Nov. 3 (Bloomberg) -- Iceland’s central bank cut the benchmark interest rate by 0.75 of a percentage point as inflation eased and signaled capital controls needed to shield the krona may stay in place longer than first indicated.
Sedlabanki lowered the seven-day collateral lending rate to 5.5 percent. The bank also cut the deposit rate to 4 percent from 4.75 percent. Policy makers have reduced the benchmark 13 times from a record 18 percent since obtaining a $4.6 billion loan from a group led by the International Monetary Fund at the end of 2008.
The Reykjavik-based bank may continue to cut interest rates if the krona “remains stable or appreciates and inflation subsides as forecast,” it said in a statement on its website today. Policy makers will present a revised plan on the timing of removing capital controls next quarter, the bank said.

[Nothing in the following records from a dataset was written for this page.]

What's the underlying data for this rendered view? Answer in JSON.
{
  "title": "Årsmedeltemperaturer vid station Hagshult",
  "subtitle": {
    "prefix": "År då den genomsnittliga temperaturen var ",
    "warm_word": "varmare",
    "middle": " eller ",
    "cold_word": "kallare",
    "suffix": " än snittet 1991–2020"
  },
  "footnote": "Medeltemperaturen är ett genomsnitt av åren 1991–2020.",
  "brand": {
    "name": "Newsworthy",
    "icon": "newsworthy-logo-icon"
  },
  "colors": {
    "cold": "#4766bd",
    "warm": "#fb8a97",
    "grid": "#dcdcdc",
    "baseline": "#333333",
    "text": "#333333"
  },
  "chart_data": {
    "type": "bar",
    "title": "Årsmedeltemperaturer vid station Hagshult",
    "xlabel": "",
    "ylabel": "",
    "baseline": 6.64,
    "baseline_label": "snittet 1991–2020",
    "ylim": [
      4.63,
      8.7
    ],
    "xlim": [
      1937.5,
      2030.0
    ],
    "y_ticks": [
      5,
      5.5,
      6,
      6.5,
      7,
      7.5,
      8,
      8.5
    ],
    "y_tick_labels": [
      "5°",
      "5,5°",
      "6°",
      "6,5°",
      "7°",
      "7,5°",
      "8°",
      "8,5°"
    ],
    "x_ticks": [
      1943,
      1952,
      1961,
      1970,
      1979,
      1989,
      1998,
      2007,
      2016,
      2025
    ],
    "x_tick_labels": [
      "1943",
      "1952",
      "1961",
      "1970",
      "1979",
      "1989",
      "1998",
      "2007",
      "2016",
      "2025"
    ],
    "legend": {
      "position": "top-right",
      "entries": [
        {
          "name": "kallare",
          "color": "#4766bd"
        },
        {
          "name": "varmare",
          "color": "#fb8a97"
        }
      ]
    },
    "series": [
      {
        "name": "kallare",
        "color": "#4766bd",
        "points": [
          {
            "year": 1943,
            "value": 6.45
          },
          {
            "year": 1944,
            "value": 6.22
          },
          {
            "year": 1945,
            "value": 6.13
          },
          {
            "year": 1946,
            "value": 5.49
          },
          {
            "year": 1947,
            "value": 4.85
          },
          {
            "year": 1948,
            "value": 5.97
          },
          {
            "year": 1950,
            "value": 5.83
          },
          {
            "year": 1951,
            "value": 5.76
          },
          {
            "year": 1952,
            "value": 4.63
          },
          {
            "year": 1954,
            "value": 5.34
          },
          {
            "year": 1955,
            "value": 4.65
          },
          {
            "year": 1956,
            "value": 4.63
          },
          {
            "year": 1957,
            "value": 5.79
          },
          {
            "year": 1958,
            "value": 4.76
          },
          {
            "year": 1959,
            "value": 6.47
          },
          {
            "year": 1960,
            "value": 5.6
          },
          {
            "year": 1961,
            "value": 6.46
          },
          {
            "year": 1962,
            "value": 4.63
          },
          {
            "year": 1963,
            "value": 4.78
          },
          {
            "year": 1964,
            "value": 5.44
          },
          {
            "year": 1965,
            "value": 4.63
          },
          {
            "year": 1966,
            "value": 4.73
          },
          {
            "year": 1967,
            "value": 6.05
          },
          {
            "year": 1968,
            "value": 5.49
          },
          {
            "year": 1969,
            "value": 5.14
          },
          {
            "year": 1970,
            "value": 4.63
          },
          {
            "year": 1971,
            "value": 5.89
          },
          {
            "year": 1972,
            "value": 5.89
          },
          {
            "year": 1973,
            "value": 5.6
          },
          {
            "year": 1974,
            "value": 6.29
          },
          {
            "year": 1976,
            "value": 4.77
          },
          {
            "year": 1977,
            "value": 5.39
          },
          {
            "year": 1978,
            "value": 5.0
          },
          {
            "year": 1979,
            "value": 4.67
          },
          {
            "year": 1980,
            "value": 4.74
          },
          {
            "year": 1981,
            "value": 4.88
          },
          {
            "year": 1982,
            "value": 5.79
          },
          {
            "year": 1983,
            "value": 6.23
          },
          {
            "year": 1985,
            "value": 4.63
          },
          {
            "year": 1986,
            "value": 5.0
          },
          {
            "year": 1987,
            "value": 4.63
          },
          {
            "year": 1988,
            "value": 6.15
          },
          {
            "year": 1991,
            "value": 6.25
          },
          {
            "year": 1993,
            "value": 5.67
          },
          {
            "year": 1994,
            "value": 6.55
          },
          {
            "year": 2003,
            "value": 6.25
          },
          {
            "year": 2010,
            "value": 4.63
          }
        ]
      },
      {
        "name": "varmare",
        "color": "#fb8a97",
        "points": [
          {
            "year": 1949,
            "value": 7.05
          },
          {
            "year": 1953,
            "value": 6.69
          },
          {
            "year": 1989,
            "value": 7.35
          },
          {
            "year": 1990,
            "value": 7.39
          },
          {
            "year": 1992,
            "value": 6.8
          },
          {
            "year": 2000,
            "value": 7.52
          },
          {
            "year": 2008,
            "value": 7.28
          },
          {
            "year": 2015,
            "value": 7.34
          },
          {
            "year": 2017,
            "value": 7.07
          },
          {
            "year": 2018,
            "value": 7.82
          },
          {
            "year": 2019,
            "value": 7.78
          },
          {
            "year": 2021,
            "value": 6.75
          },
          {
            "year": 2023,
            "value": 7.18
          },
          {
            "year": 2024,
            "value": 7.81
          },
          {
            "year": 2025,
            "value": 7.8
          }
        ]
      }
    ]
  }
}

Capital restrictions, imposed after the failure of Iceland’s three biggest banks in October 2008, have protected the krona. The currency has gained 19 percent against the euro over the past year, while the inflation rate fell 0.4 point to 3.3 percent last month, the lowest since June 2005.
“They needed a deeper cut now to stimulate the economy; there’s a real risk of deflation next year and the bank has to anticipate that and react,” said Asgeir Jonsson, head of research at Arion Bank hf in Reykjavik. The bank may also try to keep rates low as capital controls are removed to prevent investors turning to kronur for so-called carry trades, a transaction that exacerbated the island’s crisis two years ago, he said.

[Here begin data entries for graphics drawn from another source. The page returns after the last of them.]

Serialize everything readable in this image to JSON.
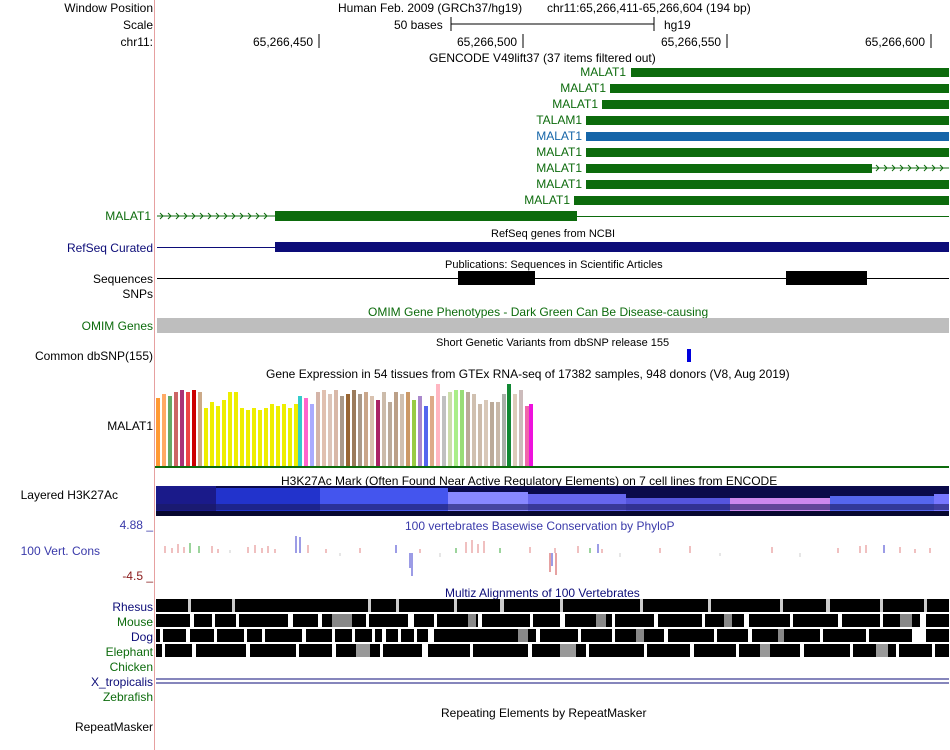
{
  "header": {
    "window_position_label": "Window Position",
    "scale_label": "Scale",
    "chrom_label": "chr11:",
    "assembly": "Human Feb. 2009 (GRCh37/hg19)",
    "position": "chr11:65,266,411-65,266,604 (194 bp)",
    "scale_text": "50 bases",
    "db": "hg19",
    "ticks": [
      "65,266,450",
      "65,266,500",
      "65,266,550",
      "65,266,600"
    ]
  },
  "gencode": {
    "title": "GENCODE V49lift37 (37 items filtered out)",
    "transcripts": [
      "MALAT1",
      "MALAT1",
      "MALAT1",
      "TALAM1",
      "MALAT1",
      "MALAT1",
      "MALAT1",
      "MALAT1",
      "MALAT1",
      "MALAT1"
    ]
  },
  "refseq": {
    "label": "RefSeq Curated",
    "title": "RefSeq genes from NCBI"
  },
  "publications": {
    "label": "Sequences",
    "title": "Publications: Sequences in Scientific Articles"
  },
  "snps": {
    "label": "SNPs"
  },
  "omim": {
    "label": "OMIM Genes",
    "title": "OMIM Gene Phenotypes - Dark Green Can Be Disease-causing"
  },
  "dbsnp": {
    "label": "Common dbSNP(155)",
    "title": "Short Genetic Variants from dbSNP release 155"
  },
  "gtex": {
    "title": "Gene Expression in 54 tissues from GTEx RNA-seq of 17382 samples, 948 donors (V8, Aug 2019)",
    "label": "MALAT1"
  },
  "h3k27ac": {
    "label": "Layered H3K27Ac",
    "title": "H3K27Ac Mark (Often Found Near Active Regulatory Elements) on 7 cell lines from ENCODE"
  },
  "conservation": {
    "label": "100 Vert. Cons",
    "ymax": "4.88 _",
    "ymin": "-4.5 _",
    "title": "100 vertebrates Basewise Conservation by PhyloP"
  },
  "multiz": {
    "title": "Multiz Alignments of 100 Vertebrates",
    "species": [
      "Rhesus",
      "Mouse",
      "Dog",
      "Elephant",
      "Chicken",
      "X_tropicalis",
      "Zebrafish"
    ]
  },
  "repeatmasker": {
    "label": "RepeatMasker",
    "title": "Repeating Elements by RepeatMasker"
  },
  "colors": {
    "green": "#0c6b0c",
    "blue_selected": "#1565a8",
    "navy": "#0c0c78",
    "gray": "#bebebe",
    "divider": "#e6a0a0"
  }
}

Iceland’s overnight interbank deposit rate slumped 150 basis points to 4.63 percent, the biggest decline since April 2005 to the lowest since June 2004, according to data available on Bloomberg. The three-month rate dropped the lowest in a year.
Governor Mar Gudmundsson said today the new plan on removing capital controls is due to be ready by March 2011. Before the plan is completed, no further steps will be taken to ease controls, he said. That compares with earlier signals to scale back restrictions as early as this year.
The setback follows a ban on some forms of foreign currency lending and debt relief reforms that may harm lenders capital adequacy levels, according to the central bank.
“Given the issue of a potential short-fall in the capital position of the banking system might not be fully address until year-end, it is not realistic” to take further steps to remove currency controls, Gudmundsson said.
The rate of price gains has dropped to a fifth of the pace that plagued Iceland during the peak of the crisis. Inflation soared to 18.6 percent in January last year after the krona lost about 80 percent against the euro offshore in 2008. The krona was trading 0.2 percent higher against the euro today at 154.63 at 9:29 a.m. in Reykjavik. Against the dollar, the krona gained 0.3 percent to 110.03.
The IMF resumed its program with Iceland on Sept. 29, freeing a $167.5 million payment. The lender’s fourth review of the island’s economic program is scheduled for December, Prime Minister Johanna Sigurdardottir said yesterday.
The central bank estimates foreigners are locked into about $3.6 billion in krona assets, mostly in the form of krona Eurobonds that have remained in limbo since the controls were imposed. The bonds, known as Glacier bonds, will probably be the last to be exempt from currency restrictions, Governor Mar Gudmundsson said in September. Bonds with the longest maturities will be the first to be released from the controls, Deputy Governor Arnor Sighvatsson said at the time.
Iceland’s economy, which contracted an annual 8.4 percent in the second quarter, will return to growth in 2011, the central bank estimates, as the island emerges from its longest period of economic decline since records began in 1944.